Evidence suggesting that the two forms of heme oxygenase are products of different genes.

Recently, we have reported on the presence of two forms of heme oxygenase in rat liver and testis microsomes, referred to as HO-1 and HO-2 (M. D. Maines, G. M. Trakshel, and R. K. Kutty (1986) J. Biol. Chem. 261, 411-419; G. M. Trakshel, R. K. Kutty, and M. D. Maines (1986) J. Biol. Chem. 261, 11131-11137). Although the two forms differed in several biochemical properties, we could not ascertain whether they represented two isozymes or whether they were isoforms of heme oxygenase. In the present study, we provide evidence suggesting that the two forms are isozymes and represent different gene products. We also provide data suggesting that HO-1 is the commonly known heme oxygenase form. The molecular weight and immunochemical properties of HO-1 and HO-2 did not vary depending on the tissue source examined, i.e. liver and testis. Major differences, however, were noted in the amino acid composition of the two forms including the presence of 3 cysteine/cystine residues in HO-2 only. Using antibody to HO-2, four testis clones and two liver clones were isolated, and one liver and one testis clone were sequenced.

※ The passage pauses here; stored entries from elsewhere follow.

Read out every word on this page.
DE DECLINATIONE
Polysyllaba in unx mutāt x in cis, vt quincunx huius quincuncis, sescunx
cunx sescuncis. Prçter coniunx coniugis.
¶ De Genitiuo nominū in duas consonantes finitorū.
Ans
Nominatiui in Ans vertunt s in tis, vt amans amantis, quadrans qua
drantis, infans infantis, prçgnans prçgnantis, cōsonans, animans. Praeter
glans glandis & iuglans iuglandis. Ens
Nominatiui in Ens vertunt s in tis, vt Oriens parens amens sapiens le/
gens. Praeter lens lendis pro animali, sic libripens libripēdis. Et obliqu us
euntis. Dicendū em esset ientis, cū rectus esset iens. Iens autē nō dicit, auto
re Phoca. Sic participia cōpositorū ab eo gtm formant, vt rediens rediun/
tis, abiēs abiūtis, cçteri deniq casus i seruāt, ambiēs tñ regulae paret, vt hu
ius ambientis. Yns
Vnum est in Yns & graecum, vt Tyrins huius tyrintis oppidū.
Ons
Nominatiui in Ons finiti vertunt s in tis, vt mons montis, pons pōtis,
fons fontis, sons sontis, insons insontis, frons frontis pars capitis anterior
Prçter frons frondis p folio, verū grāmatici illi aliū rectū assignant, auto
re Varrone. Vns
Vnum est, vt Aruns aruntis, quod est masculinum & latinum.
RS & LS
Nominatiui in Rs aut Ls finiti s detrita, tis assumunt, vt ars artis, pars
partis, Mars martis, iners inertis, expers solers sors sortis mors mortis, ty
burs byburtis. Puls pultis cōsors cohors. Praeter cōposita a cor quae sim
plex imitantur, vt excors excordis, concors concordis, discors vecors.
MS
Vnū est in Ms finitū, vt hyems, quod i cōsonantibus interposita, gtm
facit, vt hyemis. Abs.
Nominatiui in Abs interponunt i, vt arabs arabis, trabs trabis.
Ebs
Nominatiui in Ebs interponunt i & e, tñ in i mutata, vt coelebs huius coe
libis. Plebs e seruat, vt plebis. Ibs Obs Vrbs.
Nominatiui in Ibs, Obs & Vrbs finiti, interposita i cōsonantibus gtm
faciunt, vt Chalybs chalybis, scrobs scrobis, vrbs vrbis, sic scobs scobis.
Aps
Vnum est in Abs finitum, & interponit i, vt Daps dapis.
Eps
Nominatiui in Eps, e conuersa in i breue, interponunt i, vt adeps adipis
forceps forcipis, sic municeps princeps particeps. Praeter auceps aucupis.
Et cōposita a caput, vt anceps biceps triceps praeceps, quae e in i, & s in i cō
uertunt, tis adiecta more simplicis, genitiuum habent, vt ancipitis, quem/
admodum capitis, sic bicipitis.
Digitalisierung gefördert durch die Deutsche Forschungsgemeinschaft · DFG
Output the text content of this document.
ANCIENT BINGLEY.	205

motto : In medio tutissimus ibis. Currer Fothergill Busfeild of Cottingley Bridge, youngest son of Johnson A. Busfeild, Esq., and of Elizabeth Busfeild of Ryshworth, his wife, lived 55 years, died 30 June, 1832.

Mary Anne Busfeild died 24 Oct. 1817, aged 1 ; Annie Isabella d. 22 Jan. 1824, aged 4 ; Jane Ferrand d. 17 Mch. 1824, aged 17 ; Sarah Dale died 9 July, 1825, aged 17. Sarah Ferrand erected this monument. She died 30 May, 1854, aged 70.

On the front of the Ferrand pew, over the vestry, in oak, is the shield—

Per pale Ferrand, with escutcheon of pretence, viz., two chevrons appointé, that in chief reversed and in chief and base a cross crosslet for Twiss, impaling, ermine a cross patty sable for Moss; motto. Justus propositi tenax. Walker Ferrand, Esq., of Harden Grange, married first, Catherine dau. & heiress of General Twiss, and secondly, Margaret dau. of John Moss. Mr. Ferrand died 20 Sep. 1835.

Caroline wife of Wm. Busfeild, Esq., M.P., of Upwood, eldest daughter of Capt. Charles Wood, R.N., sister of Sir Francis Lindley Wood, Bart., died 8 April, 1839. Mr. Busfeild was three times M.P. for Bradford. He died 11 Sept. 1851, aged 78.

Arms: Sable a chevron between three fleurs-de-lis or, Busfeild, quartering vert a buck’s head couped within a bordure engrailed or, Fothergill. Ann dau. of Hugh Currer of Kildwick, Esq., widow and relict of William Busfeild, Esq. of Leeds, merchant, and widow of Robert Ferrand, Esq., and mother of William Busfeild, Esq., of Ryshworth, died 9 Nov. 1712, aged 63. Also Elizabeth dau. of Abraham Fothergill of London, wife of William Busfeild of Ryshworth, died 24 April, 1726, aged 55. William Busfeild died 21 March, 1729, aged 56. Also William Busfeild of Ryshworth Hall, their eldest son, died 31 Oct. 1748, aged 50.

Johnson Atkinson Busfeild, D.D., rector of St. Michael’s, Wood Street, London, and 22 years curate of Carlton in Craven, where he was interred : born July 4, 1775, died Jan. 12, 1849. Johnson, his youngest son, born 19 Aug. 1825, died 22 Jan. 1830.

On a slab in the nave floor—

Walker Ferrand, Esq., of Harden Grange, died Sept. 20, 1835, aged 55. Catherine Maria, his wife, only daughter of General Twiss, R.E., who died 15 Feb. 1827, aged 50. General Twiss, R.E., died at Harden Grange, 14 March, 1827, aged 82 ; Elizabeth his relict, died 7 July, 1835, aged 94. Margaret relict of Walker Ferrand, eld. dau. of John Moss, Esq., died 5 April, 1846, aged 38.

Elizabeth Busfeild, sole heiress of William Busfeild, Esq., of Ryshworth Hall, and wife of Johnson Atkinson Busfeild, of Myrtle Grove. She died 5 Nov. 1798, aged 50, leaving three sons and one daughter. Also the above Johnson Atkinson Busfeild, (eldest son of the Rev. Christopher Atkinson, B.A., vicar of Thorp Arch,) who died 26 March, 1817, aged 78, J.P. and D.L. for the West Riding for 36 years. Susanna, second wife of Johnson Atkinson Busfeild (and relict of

Both clones revealed a 274-base-pair insert, and the sequence of both inserts was the same. The validity of assignment was confirmed by matching a 14-amino-acid peptide obtained from purified HO-2 with the sequence. Approximately 43% amino acid homology was detected between the HO-2 insert and the published amino acid sequence of heme oxygenase. However, amino acid homology search revealed the presence of two regions of homology: one 22-mer sequence with only one unmatched amino acid, and one 10-mer sequence with one unmatched amino acid. Heme oxygenase appeared to be the HO-1 form, an assignment based on its amino acid sequence matching the sequence of 2 peptides obtained from purified HO-1 and the immunochemical properties of the cobalt-, hematin-, and bromobenzene-induced rat liver enzyme. The secondary structure prediction analysis revealed an area of 100% structural homology with only 72% sequence homology. We predict this region may represent the catalytic site of the enzyme.